This is the mail archive of the
gcc@gcc.gnu.org
mailing list for the GCC project.
Re: some profiling numbers
On Wednesday, June 25, 2003, at 4:52 PM, graydon hoare wrote:
Daniel Berlin wrote:
You can't make statements that changing the storage model will or
won't change in terms of performance, or about cache friendliness of
most functions, when 99% of all the structure accesses are happening
in macros that are not accounted for in any of the charts, except in
the functions that call them.
You need to know how macro use has changed, the cache miss rate
changes in the macros, etc, in order to properly make general
statements about gcc overall.
your initial criticism is true -- I do not account for the code size
changes in terms of macro calls, nor do I account for the relative
frequency or elapsed time in macro calls. this is because macros are
erased (I think) by the time I see them.
Right
unless dwarf is now preserving macro information and our dwarf reading
is missing it,
Well, it can output info about macros (you need -g3), but only to the
extent that you can do something like p AMACRO(5) in gdb, and have it
give you the right answer.
It can't stop the preprocessor from expanding them in the source,
obviously.
those symbols don't exist to the profiler. I should put a strong
qualification about this in place though, you're right.

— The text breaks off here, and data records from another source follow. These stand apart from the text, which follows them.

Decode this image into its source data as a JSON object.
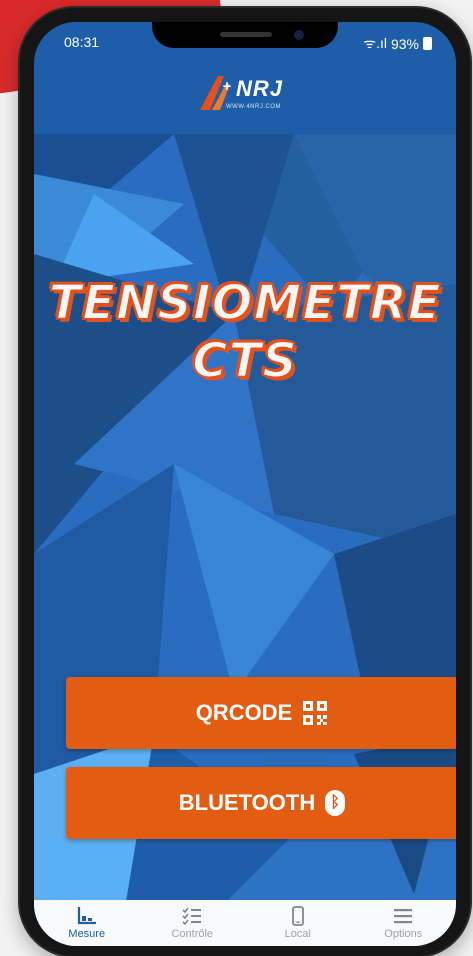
{
  "status_bar": {
    "time": "08:31",
    "signal": "ᯤ.ıl",
    "battery": "93%"
  },
  "header": {
    "logo_brand": "NRJ",
    "logo_url": "WWW.4NRJ.COM"
  },
  "title": {
    "line1": "TENSIOMETRE",
    "line2": "CTS"
  },
  "actions": {
    "qrcode_label": "QRCODE",
    "bluetooth_label": "BLUETOOTH"
  },
  "tabs": [
    {
      "label": "Mesure",
      "icon": "chart-icon"
    },
    {
      "label": "Contrôle",
      "icon": "checklist-icon"
    },
    {
      "label": "Local",
      "icon": "phone-icon"
    },
    {
      "label": "Options",
      "icon": "menu-icon"
    }
  ],
  "colors": {
    "accent_orange": "#e25d12",
    "brand_blue": "#1e5ea9",
    "tab_active": "#1e5ea9",
    "tab_inactive": "#9aa3af"
  }
}
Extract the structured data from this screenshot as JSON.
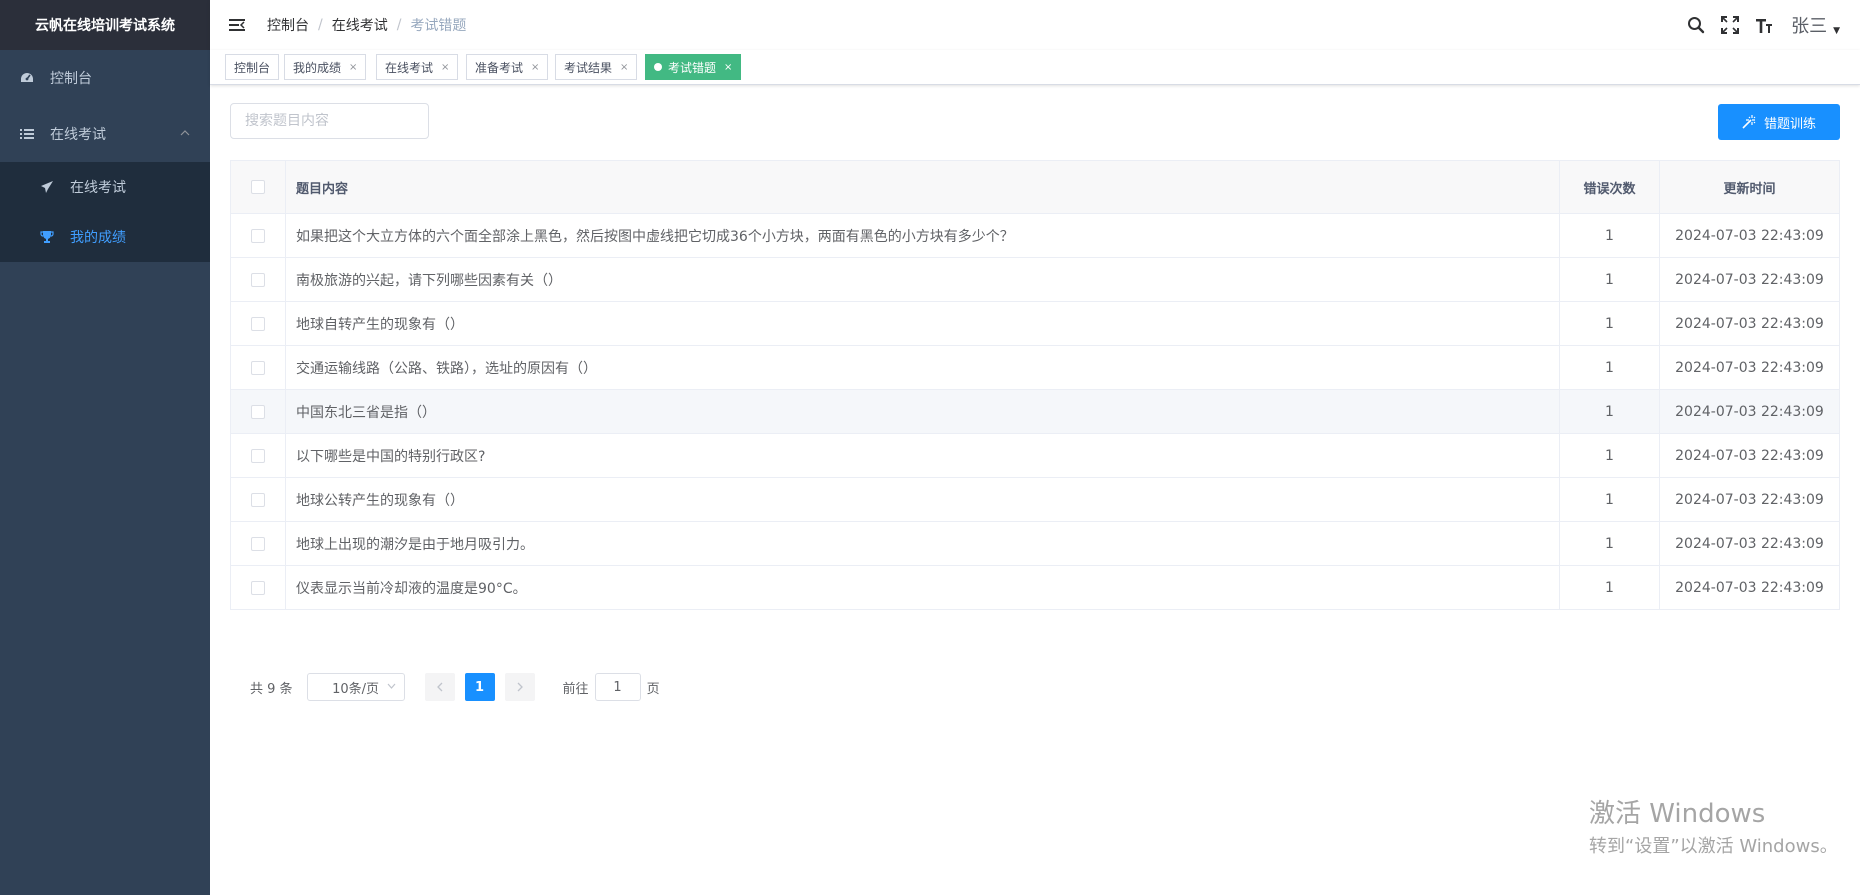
{
  "app": {
    "title": "云帆在线培训考试系统"
  },
  "sidebar": {
    "items": [
      {
        "label": "控制台",
        "icon": "dashboard-icon"
      },
      {
        "label": "在线考试",
        "icon": "list-icon",
        "expanded": true,
        "children": [
          {
            "label": "在线考试",
            "icon": "paper-plane-icon"
          },
          {
            "label": "我的成绩",
            "icon": "trophy-icon",
            "active": true
          }
        ]
      }
    ]
  },
  "breadcrumb": [
    "控制台",
    "在线考试",
    "考试错题"
  ],
  "header": {
    "username": "张三"
  },
  "tags": [
    {
      "label": "控制台",
      "closable": false
    },
    {
      "label": "我的成绩",
      "closable": true
    },
    {
      "label": "在线考试",
      "closable": true
    },
    {
      "label": "准备考试",
      "closable": true
    },
    {
      "label": "考试结果",
      "closable": true
    },
    {
      "label": "考试错题",
      "closable": true,
      "active": true
    }
  ],
  "tag_close": "×",
  "search": {
    "placeholder": "搜索题目内容",
    "value": ""
  },
  "train_button": {
    "label": "错题训练"
  },
  "table": {
    "columns": {
      "content": "题目内容",
      "count": "错误次数",
      "time": "更新时间"
    },
    "rows": [
      {
        "content": "如果把这个大立方体的六个面全部涂上黑色，然后按图中虚线把它切成36个小方块，两面有黑色的小方块有多少个？",
        "count": "1",
        "time": "2024-07-03 22:43:09"
      },
      {
        "content": "南极旅游的兴起，请下列哪些因素有关（）",
        "count": "1",
        "time": "2024-07-03 22:43:09"
      },
      {
        "content": "地球自转产生的现象有（）",
        "count": "1",
        "time": "2024-07-03 22:43:09"
      },
      {
        "content": "交通运输线路（公路、铁路），选址的原因有（）",
        "count": "1",
        "time": "2024-07-03 22:43:09"
      },
      {
        "content": "中国东北三省是指（）",
        "count": "1",
        "time": "2024-07-03 22:43:09"
      },
      {
        "content": "以下哪些是中国的特别行政区?",
        "count": "1",
        "time": "2024-07-03 22:43:09"
      },
      {
        "content": "地球公转产生的现象有（）",
        "count": "1",
        "time": "2024-07-03 22:43:09"
      },
      {
        "content": "地球上出现的潮汐是由于地月吸引力。",
        "count": "1",
        "time": "2024-07-03 22:43:09"
      },
      {
        "content": "仪表显示当前冷却液的温度是90°C。",
        "count": "1",
        "time": "2024-07-03 22:43:09"
      }
    ]
  },
  "pagination": {
    "total_text": "共 9 条",
    "page_size": "10条/页",
    "current_page": "1",
    "goto_prefix": "前往",
    "goto_value": "1",
    "goto_suffix": "页"
  },
  "watermark": {
    "line1": "激活 Windows",
    "line2": "转到“设置”以激活 Windows。"
  },
  "colors": {
    "sidebar_bg": "#304156",
    "accent": "#1890ff",
    "active_tag": "#42b983",
    "active_menu_text": "#409eff"
  }
}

your second point I think is not so much true. there are 2 sets of
graphs for each cache unit, with different y axes: number of symbols
and number of samples. each categorization reflects -- in a slightly
different way -- changes to code expanded inline in a function as well
as new functions added. neither "ignores" macros; macro code makes
load and store requests and consumes clock cycles just like any other
code. the tentative conclusion that the cache units are performing
reasonably well under garbage collection is simply extrapolation from
the fact that neither graph of cycle/miss ratios has a glaring jump to
the left that coincides with the introduction of GC.
Granted.
Also, what type of machine was this done on?
I don't remember noticing it written somewhere.
The evidence David Edelsohn gave was for an AIX machine, i forget which
POWER processor model it was using.
I've also gotten similar numbers to Dave on a g4 running OSX.